Perché più bruci, per meglio sentirti,
perché sempre il cuor mi divida
il tuo taglio assetato di lama,
perché la notte smanioso
invano a cercarti io mi dibatta
e mi raggiunga l’alba
come una morte amica,
tregua non darmi, mia vita,
lasciami l’umiliata povertà,
le nere insonnie, le cure ed i mali.
Lasciami il delirante desiderio
che si gonfia in miraggi
e il timido sangue che s’agita ad ogni
soffio.
Perché più bruci, per meglio sentire
questo tuo bacio che torce e scolora,
ogni mia fibra consuma al tuo fuoco,
ogni pensiero soggioga ed annulla,
ogni tuo dolce, la pace e la gioia,
negami ancora.
Sergio Solmi
La preghiera alla e per la vita di un uomo d’azione.
Sergio Solmi, scomparso nel 1981, è stato un poeta e saggista italiano. Fu militante attivo nella Resistenza di cui cantò le imprese, in seguito anche alla detenzione presso il carcere di San Vittore. I suoi versi sono quelli di un testimone critico e consapevole di una generazione che ha fatto i conti con un mondo in pieno sconvolgimento. Senza drammatizzazioni, i suoi componimenti si fanno veicolo della visione partecipata di quell’epoca.
In questi celebri versi Solmi si rivolge direttamente alla vita. Quasi come con la divinità, la si invoca, la si prega.
I desideri espressi sono quantomeno inusuali. Il poeta chiede di sentire la vita, e per sentirla ha bisogno delle sue piaghe, dei suoi tormenti, delle sue fatiche. Forse che il dolore ci aiuta a vivere con più consapevolezza? Probabilmente.
Potremmo, infatti, interrogarci su che cosa ci stimola i sensi.

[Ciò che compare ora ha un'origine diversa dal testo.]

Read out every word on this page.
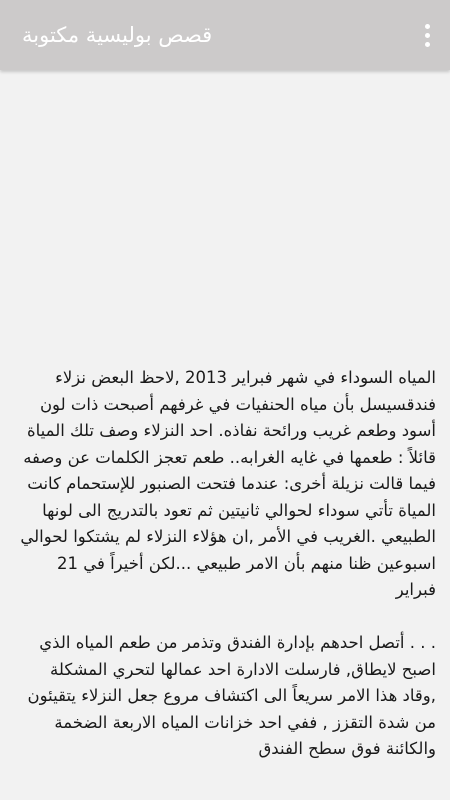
قصص بوليسية مكتوبة

المياه السوداء في شهر فبراير 2013 ,لاحظ البعض نزلاء فندقسيسل بأن مياه الحنفيات في غرفهم أصبحت ذات لون أسود وطعم غريب ورائحة نفاذه. احد النزلاء وصف تلك المياة قائلاً : طعمها في غايه الغرابه.. طعم تعجز الكلمات عن وصفه

فيما قالت نزيلة أخرى: عندما فتحت الصنبور للإستحمام كانت المياة تأتي سوداء لحوالي ثانيتين ثم تعود بالتدريج الى لونها الطبيعي .الغريب في الأمر ,ان هؤلاء النزلاء لم يشتكوا لحوالي اسبوعين ظنا منهم بأن الامر طبيعي ...لكن أخيراً في 21 فبراير

. . . أتصل احدهم بإدارة الفندق وتذمر من طعم المياه الذي اصبح لايطاق, فارسلت الادارة احد عمالها لتحري المشكلة ,وقاد هذا الامر سريعاً الى اكتشاف مروع جعل النزلاء يتقيئون من شدة التقزز , ففي احد خزانات المياه الاربعة الضخمة والكائنة فوق سطح الفندق
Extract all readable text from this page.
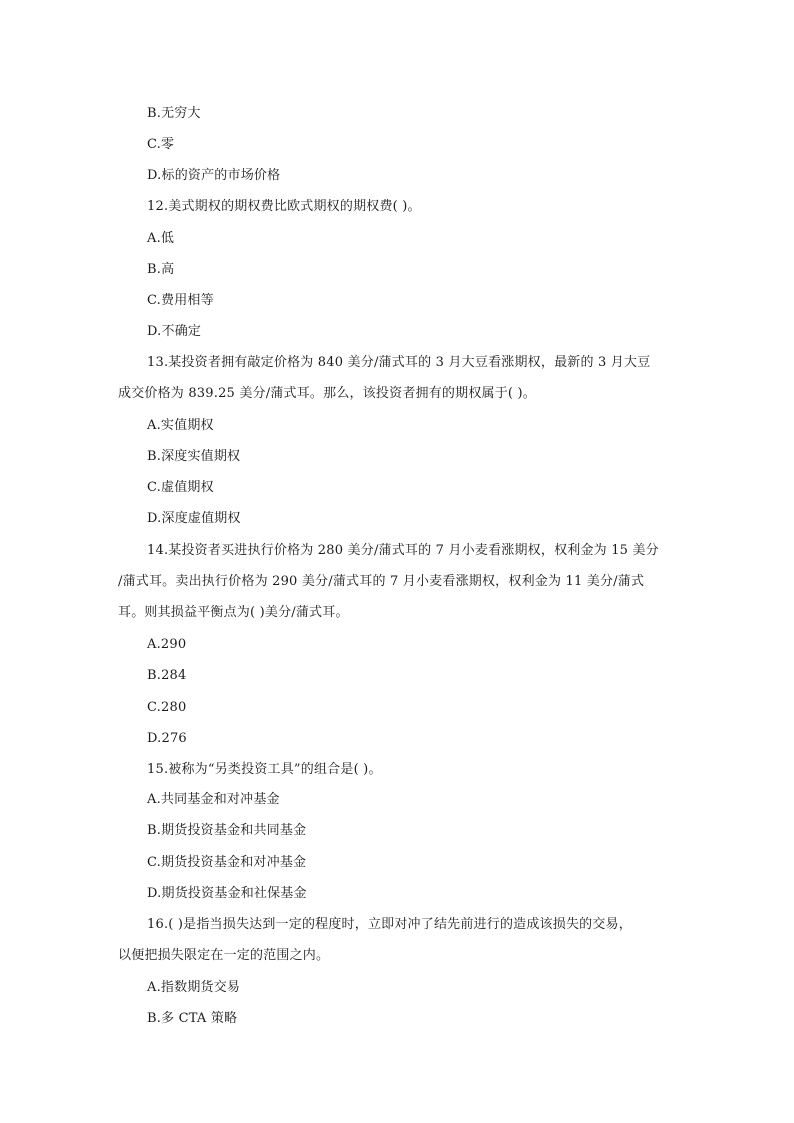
B.无穷大
C.零
D.标的资产的市场价格
12.美式期权的期权费比欧式期权的期权费( )。
A.低
B.高
C.费用相等
D.不确定
13.某投资者拥有敲定价格为 840 美分/蒲式耳的 3 月大豆看涨期权，最新的 3 月大豆
成交价格为 839.25 美分/蒲式耳。那么，该投资者拥有的期权属于( )。
A.实值期权
B.深度实值期权
C.虚值期权
D.深度虚值期权
14.某投资者买进执行价格为 280 美分/蒲式耳的 7 月小麦看涨期权，权利金为 15 美分
/蒲式耳。卖出执行价格为 290 美分/蒲式耳的 7 月小麦看涨期权，权利金为 11 美分/蒲式
耳。则其损益平衡点为( )美分/蒲式耳。
A.290
B.284
C.280
D.276
15.被称为“另类投资工具”的组合是( )。
A.共同基金和对冲基金
B.期货投资基金和共同基金
C.期货投资基金和对冲基金
D.期货投资基金和社保基金
16.( )是指当损失达到一定的程度时，立即对冲了结先前进行的造成该损失的交易，
以便把损失限定在一定的范围之内。
A.指数期货交易
B.多 CTA 策略
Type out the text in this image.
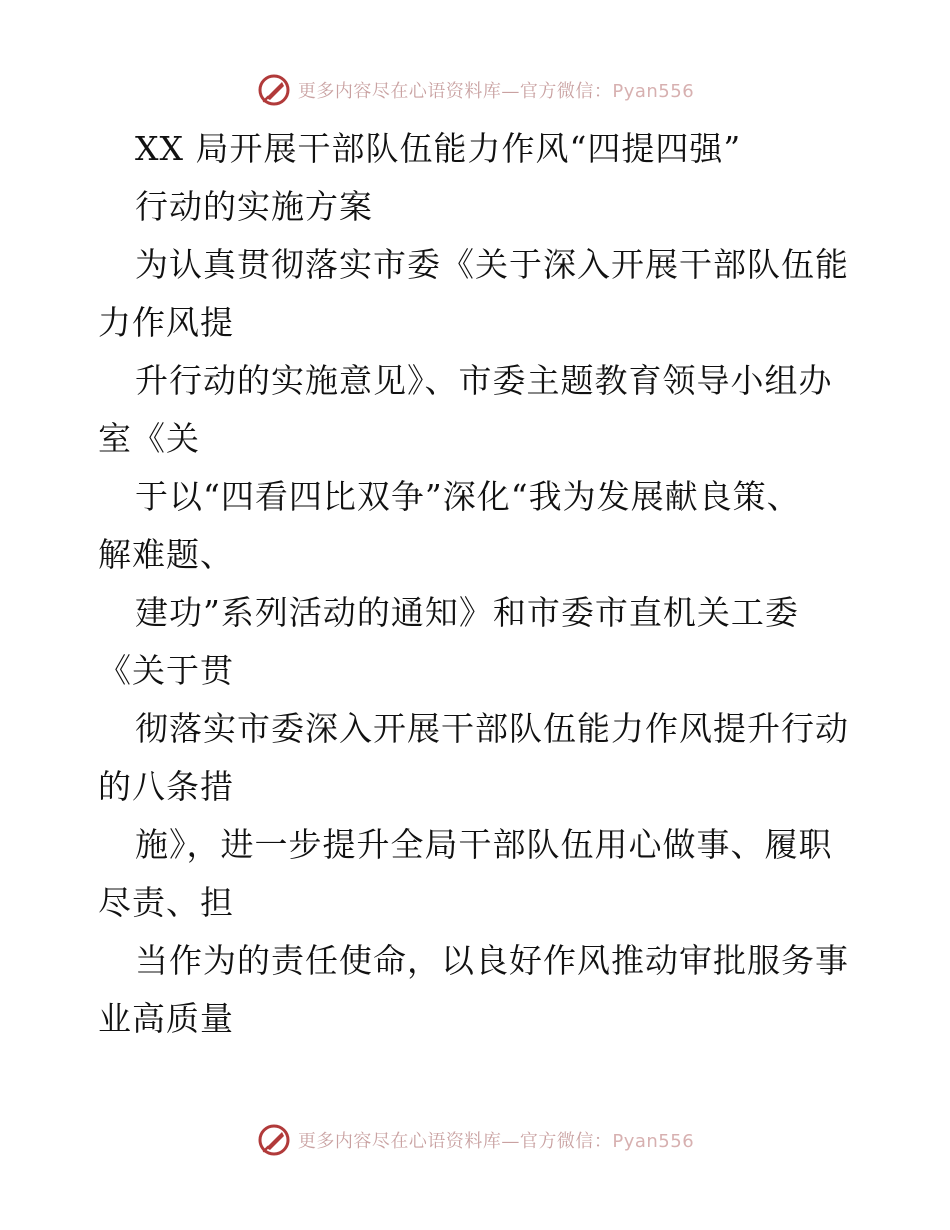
更多内容尽在心语资料库—官方微信：Pyan556
XX 局开展干部队伍能力作风“四提四强”
行动的实施方案
为认真贯彻落实市委《关于深入开展干部队伍能
力作风提
升行动的实施意见》、市委主题教育领导小组办
室《关
于以“四看四比双争”深化“我为发展献良策、
解难题、
建功”系列活动的通知》和市委市直机关工委
《关于贯
彻落实市委深入开展干部队伍能力作风提升行动
的八条措
施》，进一步提升全局干部队伍用心做事、履职
尽责、担
当作为的责任使命，以良好作风推动审批服务事
业高质量
更多内容尽在心语资料库—官方微信：Pyan556
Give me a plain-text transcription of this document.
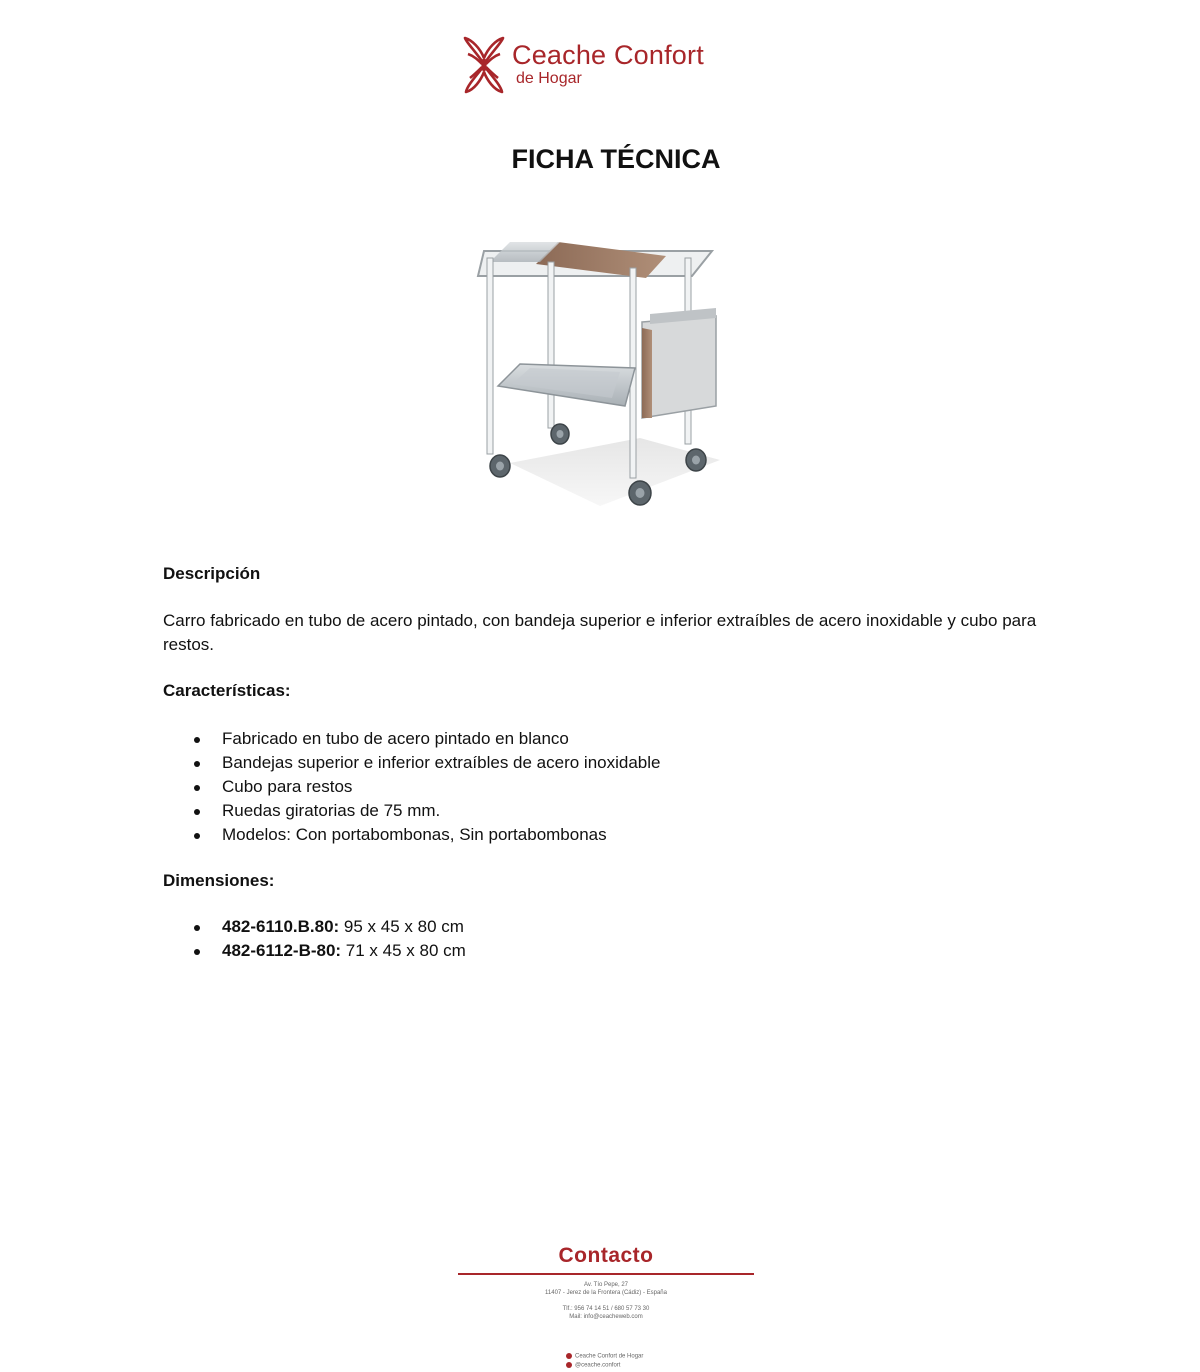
Ceache Confort
de Hogar
FICHA TÉCNICA
Descripción

Carro fabricado en tubo de acero pintado, con bandeja superior e inferior extraíbles de acero inoxidable y cubo para restos.

Características:
Fabricado en tubo de acero pintado en blanco
Bandejas superior e inferior extraíbles de acero inoxidable
Cubo para restos
Ruedas giratorias de 75 mm.
Modelos: Con portabombonas, Sin portabombonas
Dimensiones:
482-6110.B.80: 95 x 45 x 80 cm
482-6112-B-80: 71 x 45 x 80 cm

Contacto

Av. Tío Pepe, 27

11407 - Jerez de la Frontera (Cádiz) - España

Tlf.: 956 74 14 51 / 680 57 73 30

Mail: info@ceacheweb.com

Ceache Confort de Hogar
@ceache.confort
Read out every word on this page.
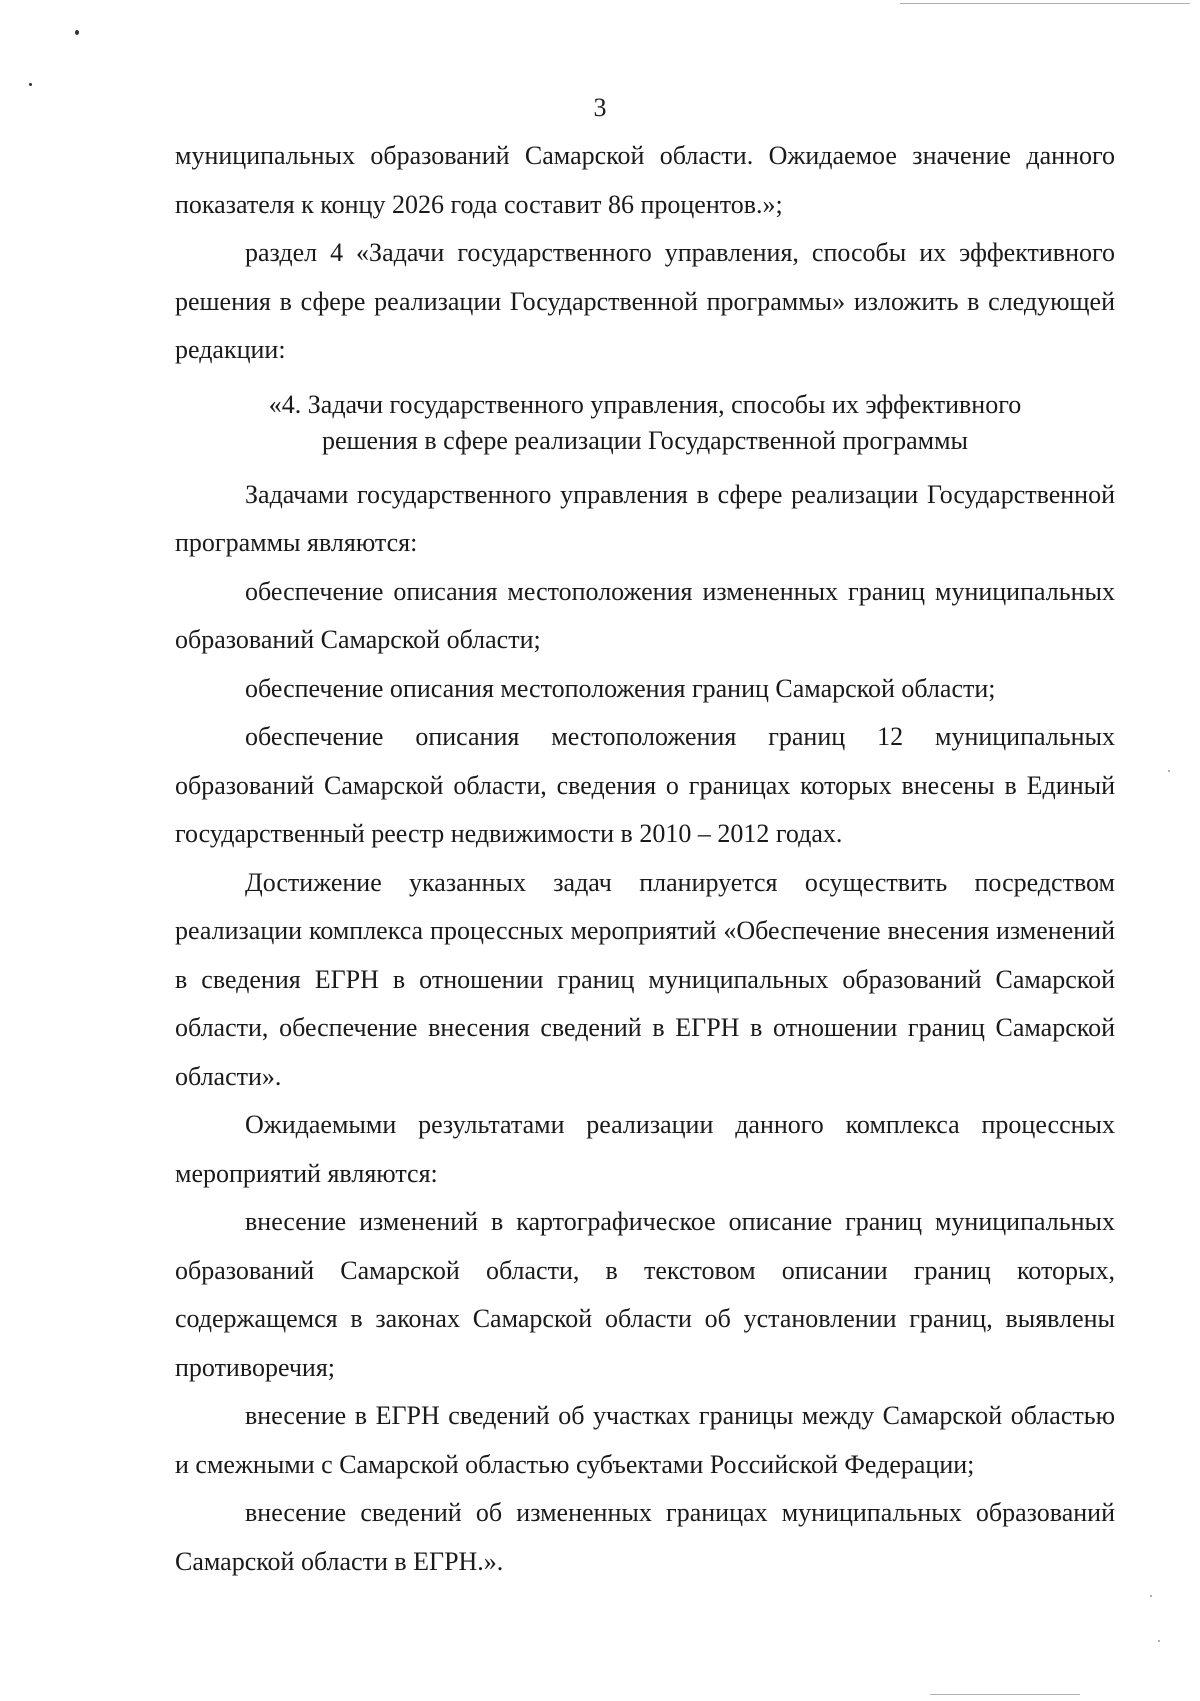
3

муниципальных образований Самарской области. Ожидаемое значение данного показателя к концу 2026 года составит 86 процентов.»;

раздел 4 «Задачи государственного управления, способы их эффективного решения в сфере реализации Государственной программы» изложить в следующей редакции:

«4. Задачи государственного управления, способы их эффективного
решения в сфере реализации Государственной программы

Задачами государственного управления в сфере реализации Государственной программы являются:

обеспечение описания местоположения измененных границ муниципальных образований Самарской области;

обеспечение описания местоположения границ Самарской области;

обеспечение описания местоположения границ 12 муниципальных образований Самарской области, сведения о границах которых внесены в Единый государственный реестр недвижимости в 2010 – 2012 годах.

Достижение указанных задач планируется осуществить посредством реализации комплекса процессных мероприятий «Обеспечение внесения изменений в сведения ЕГРН в отношении границ муниципальных образований Самарской области, обеспечение внесения сведений в ЕГРН в отношении границ Самарской области».

Ожидаемыми результатами реализации данного комплекса процессных мероприятий являются:

внесение изменений в картографическое описание границ муниципальных образований Самарской области, в текстовом описании границ которых, содержащемся в законах Самарской области об установлении границ, выявлены противоречия;

внесение в ЕГРН сведений об участках границы между Самарской областью и смежными с Самарской областью субъектами Российской Федерации;

внесение сведений об измененных границах муниципальных образований Самарской области в ЕГРН.».
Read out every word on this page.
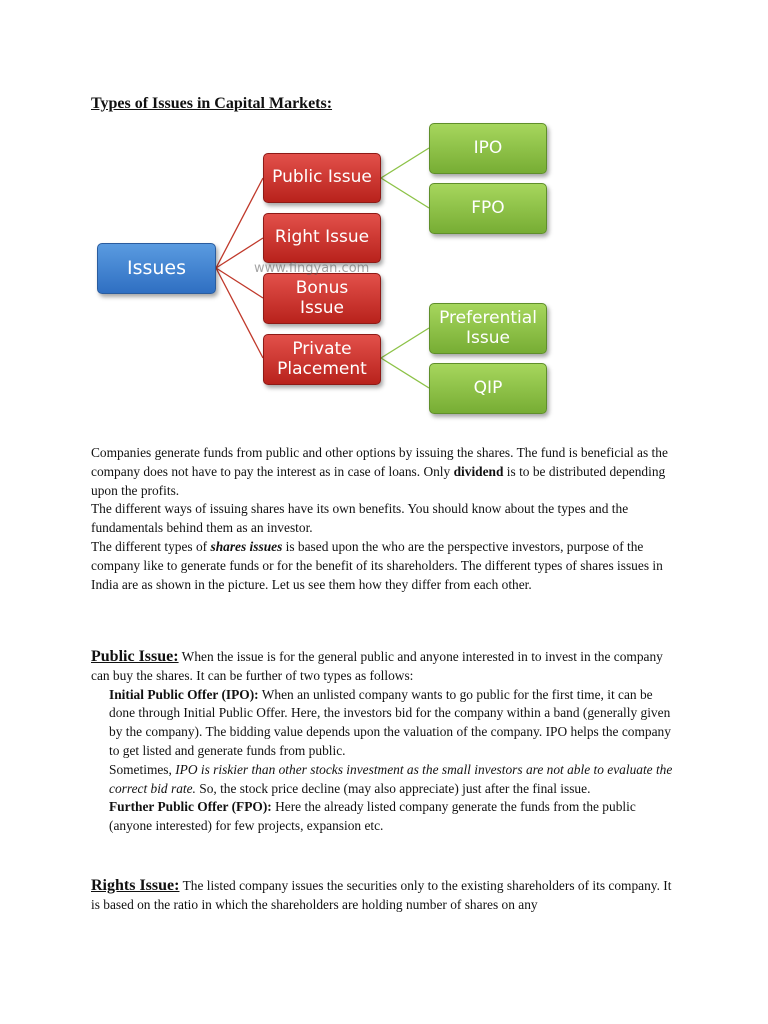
Types of Issues in Capital Markets:
Issues
Public Issue
Right Issue
Bonus
Issue
Private
Placement
IPO
FPO
Preferential
Issue
QIP
www.fingyan.com

Companies generate funds from public and other options by issuing the shares. The fund is beneficial as the company does not have to pay the interest as in case of loans. Only dividend is to be distributed depending upon the profits.

The different ways of issuing shares have its own benefits. You should know about the types and the fundamentals behind them as an investor.

The different types of shares issues is based upon the who are the perspective investors, purpose of the company like to generate funds or for the benefit of its shareholders. The different types of shares issues in India are as shown in the picture. Let us see them how they differ from each other.

Public Issue: When the issue is for the general public and anyone interested in to invest in the company can buy the shares. It can be further of two types as follows:

Initial Public Offer (IPO): When an unlisted company wants to go public for the first time, it can be done through Initial Public Offer. Here, the investors bid for the company within a band (generally given by the company). The bidding value depends upon the valuation of the company. IPO helps the company to get listed and generate funds from public.

Sometimes, IPO is riskier than other stocks investment as the small investors are not able to evaluate the correct bid rate. So, the stock price decline (may also appreciate) just after the final issue.

Further Public Offer (FPO): Here the already listed company generate the funds from the public (anyone interested) for few projects, expansion etc.

Rights Issue: The listed company issues the securities only to the existing shareholders of its company. It is based on the ratio in which the shareholders are holding number of shares on any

Risponderemmo senza dubbio che sono le emozioni forti a scuotere dalle radici la nostra, altrimenti tiepida, esistenza.
“Bruciare” è la key-word di questo componimento. Tale verbo sintetizza perfettamente la preghiera, ne comprende precipuamente tutte le richieste.
Eppure anche chi non si sente un cuor di leone riconoscerà il messaggio immediato della poesia. Ancora una volta si tratta di un inno alla vita.
Certamente ci troviamo dinanzi ad una lode che cela tra le sue righe le chiare tracce di chi ha conservato col sacrificio il diritto alla vita, suo e quello degli altri.
Chi ha toccato la morte con mano diventa spesso, un paladino dell’esistenza umana, anche e soprattutto nelle sue pene, come in questo caso.
A ben guardare quindi non un semplice elogio, ma un documento, una testimonianza di sofferenza senza tragicità e di profondo e sincero ardore.
D’altra parte da un uomo della statura morale del Solmi non ci potevamo aspettare diversamente. Questa è l’unica preghiera autentica che poteva stillare dalla sua penna.